Hava Kara ve Deniz Kuvvetleri Komutanlığı tarafından kullanılan tüm motorların (F-110, J-79, tank, kirpi, kobra, fırkateyn, rahvan) test faaliyetlerinde kullanılan bremzeler işçiler tarafından tasarlanmış, entegrasyonları yapılarak envantere kazandırılmıştır. Mesela F-16 uçağı ve F-110 motoru bremzesi yurt dışı satın alım maliyeti 13 milyon dolar iken, askeri işyerinde üretim maliyeti yalnızca 67 bin dolardır. F-16 uçağının en önemli taşıyıcı parçalarından olan Bulkhead 50 bin dolara yurt dışından temin edilmekteydi. Askeri işyerlerimizde işçilerimizin tasarımı ve üretimi ile bin 350 dolara mal edilmektedir. F-16 uçağının en önemli parçalarından olan Canopy Arch üretimi ve montajı dünyada sadece ABD tarafından 250 bin dolar bedel ile yapılmaktadır. Ayrıca değişimin yapılabilmesi için uçakların ABD'ye gitmesi zorunluydu. Türk Harb-İş Sendikası üyesi işçilerin tasarımı ve üretimi ile ürün 10 bin dolara mal edilmiştir. Bu performansla ülkemiz dünyada bu kabiliyete sahip olan ikinci ülke olmuştur. Askeri fabrikalarda çalışan işçiler uçak yazılım ve bakım kabiliyetiyle milyonlarca doların ülkemizde kalmasını sağlamıştır. TÜBİTAK SAGE tarafından geliştirilen GÖKTUĞ ve SOM füzelerinin uçaklara yazılım geliştirme, entegrasyon, sertifikasyon faaliyetleri de aynı işçiler tarafından yapılmaktadır. Bu işler yurt dışına göre milyonlarca dolar daha az maliyetle işçilerimiz tarafından yapılmaktadır. Askeri fabrikalarda bugüne kadar FIRTINA Obüslerinden 281 adet, POYRAZ Mühimmat Aracından ise 71 adet üretilmiştir. Poyraz mühimmat aracını üreten dünyada 3 ülkeden biriyiz. Fırtına Obüslerinin işyerlerimizde maliyeti 4,2 milyon dolar iken benzer araçların yurt dışı adet maliyeti yaklaşık 10 milyon dolardır. Milli Savunma ve İçişleri Bakanlıklarına bağlı olarak faaliyet gösteren; Kara, Hava, Deniz ve Jandarma dikimevlerinde askeri, polis ve sivil personelin ihtiyaç duyduğu hizmet ve eğitim giyecekleri (kamuflaj, pardesü, mont, uçuş tulumu, yelek, takım elbise, merasim kıyafeti, şapka, çadır vb.) üretilmektedir. Bunların yanı sıra özellikle dünya genelinde ve ülkemizde ağır şekilde hissedilen Covid-19 salgını sürecinde sayısı 500 milyonu aşan maske ve tulum üretilmiştir.

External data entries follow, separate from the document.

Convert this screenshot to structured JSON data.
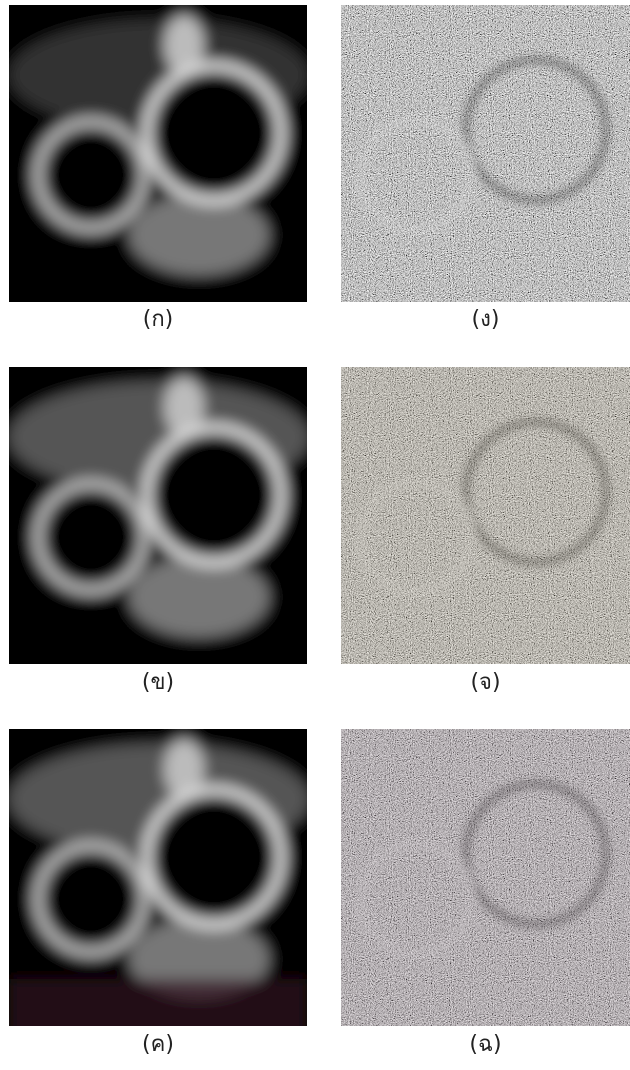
{
  "figure": {
    "panels": [
      {
        "label": "(ก)"
      },
      {
        "label": "(ง)"
      },
      {
        "label": "(ข)"
      },
      {
        "label": "(จ)"
      },
      {
        "label": "(ค)"
      },
      {
        "label": "(ฉ)"
      }
    ]
  }
}
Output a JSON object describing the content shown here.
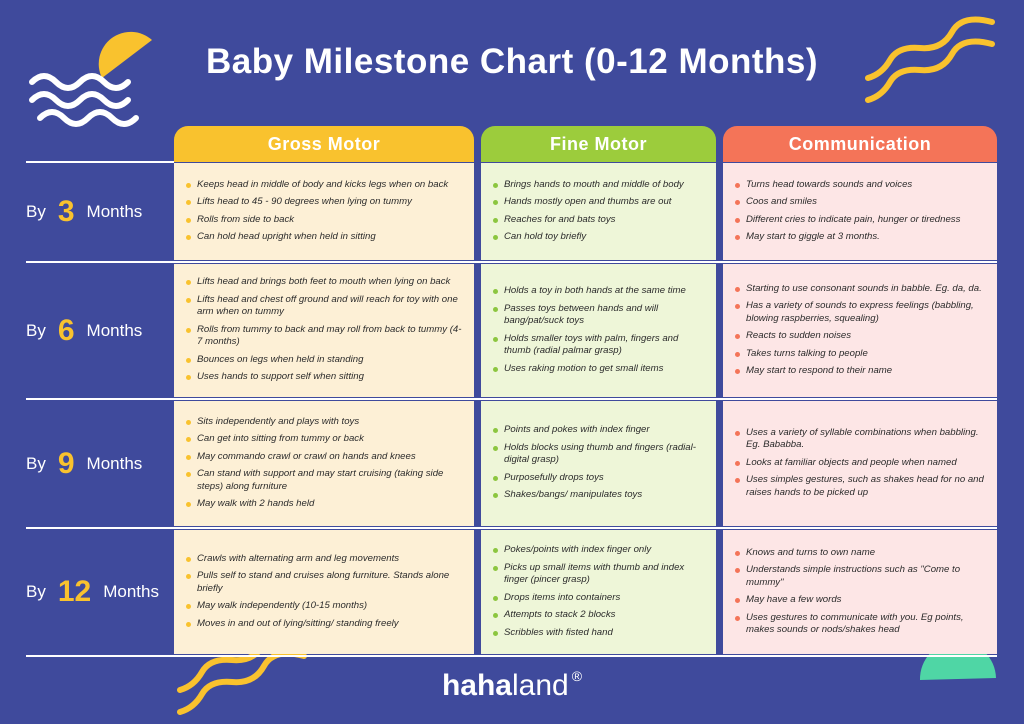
{
  "title": "Baby Milestone Chart (0-12 Months)",
  "columns": [
    "Gross Motor",
    "Fine Motor",
    "Communication"
  ],
  "rows": [
    {
      "prefix": "By",
      "age": "3",
      "suffix": "Months",
      "cells": [
        [
          "Keeps head in middle of body and kicks legs when on back",
          "Lifts head to 45 - 90 degrees when lying on tummy",
          "Rolls from side to back",
          "Can hold head upright when held in sitting"
        ],
        [
          "Brings hands to mouth and middle of body",
          "Hands mostly open and thumbs are out",
          "Reaches for and bats toys",
          "Can hold toy briefly"
        ],
        [
          "Turns head towards sounds and voices",
          "Coos and smiles",
          "Different cries to indicate pain, hunger or tiredness",
          "May start to giggle at 3 months."
        ]
      ]
    },
    {
      "prefix": "By",
      "age": "6",
      "suffix": "Months",
      "cells": [
        [
          "Lifts head and brings both feet to mouth when lying on back",
          "Lifts head and chest off ground and will reach for toy with one arm when on tummy",
          "Rolls from tummy to back and may roll from back to tummy (4-7 months)",
          "Bounces on legs when held in standing",
          "Uses hands to support self when sitting"
        ],
        [
          "Holds a toy in both hands at the same time",
          "Passes toys between hands and will bang/pat/suck toys",
          "Holds smaller toys with palm, fingers and thumb (radial palmar grasp)",
          "Uses raking motion to get small items"
        ],
        [
          "Starting to use consonant sounds in babble. Eg. da, da.",
          "Has a variety of sounds to express feelings (babbling, blowing raspberries, squealing)",
          "Reacts to sudden noises",
          "Takes turns talking to people",
          "May start to respond to their name"
        ]
      ]
    },
    {
      "prefix": "By",
      "age": "9",
      "suffix": "Months",
      "cells": [
        [
          "Sits independently and plays with toys",
          "Can get into sitting from tummy or back",
          "May commando crawl or crawl on hands and knees",
          "Can stand with support and may start cruising (taking side steps) along furniture",
          "May walk with 2 hands held"
        ],
        [
          "Points and pokes with index finger",
          "Holds blocks using thumb and fingers (radial-digital grasp)",
          "Purposefully drops toys",
          "Shakes/bangs/ manipulates toys"
        ],
        [
          "Uses a variety of syllable combinations when babbling. Eg. Bababba.",
          "Looks at familiar objects and people when named",
          "Uses simples gestures, such as shakes head for no and raises hands to be picked up"
        ]
      ]
    },
    {
      "prefix": "By",
      "age": "12",
      "suffix": "Months",
      "cells": [
        [
          "Crawls with alternating arm and leg movements",
          "Pulls self to stand and cruises along furniture. Stands alone briefly",
          "May walk independently (10-15 months)",
          "Moves in and out of lying/sitting/ standing freely"
        ],
        [
          "Pokes/points with index finger only",
          "Picks up small items with thumb and index finger (pincer grasp)",
          "Drops items into containers",
          "Attempts to stack 2 blocks",
          "Scribbles with fisted hand"
        ],
        [
          "Knows and turns to own name",
          "Understands simple instructions such as \"Come to mummy\"",
          "May have a few words",
          "Uses gestures to communicate with you. Eg points, makes sounds or nods/shakes head"
        ]
      ]
    }
  ],
  "footer": {
    "brand_bold": "haha",
    "brand_light": "land",
    "mark": "®"
  }
}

Görüldüğü gibi askeri fabrikalar ve tersaneler ülkemizin ihtiyacı olan kritik ürünleri çok düşük maliyetle üretmekte, bakım ve onarımlar yapmakta, ülkemize yönelik ambargoları boşa çıkarmakta, savunma piyasalarını regüle etmekte, terörle mücadeleye ve küresel risklere karşı ülkemizin savunmasına katkı sağlamaya devam etmektedir.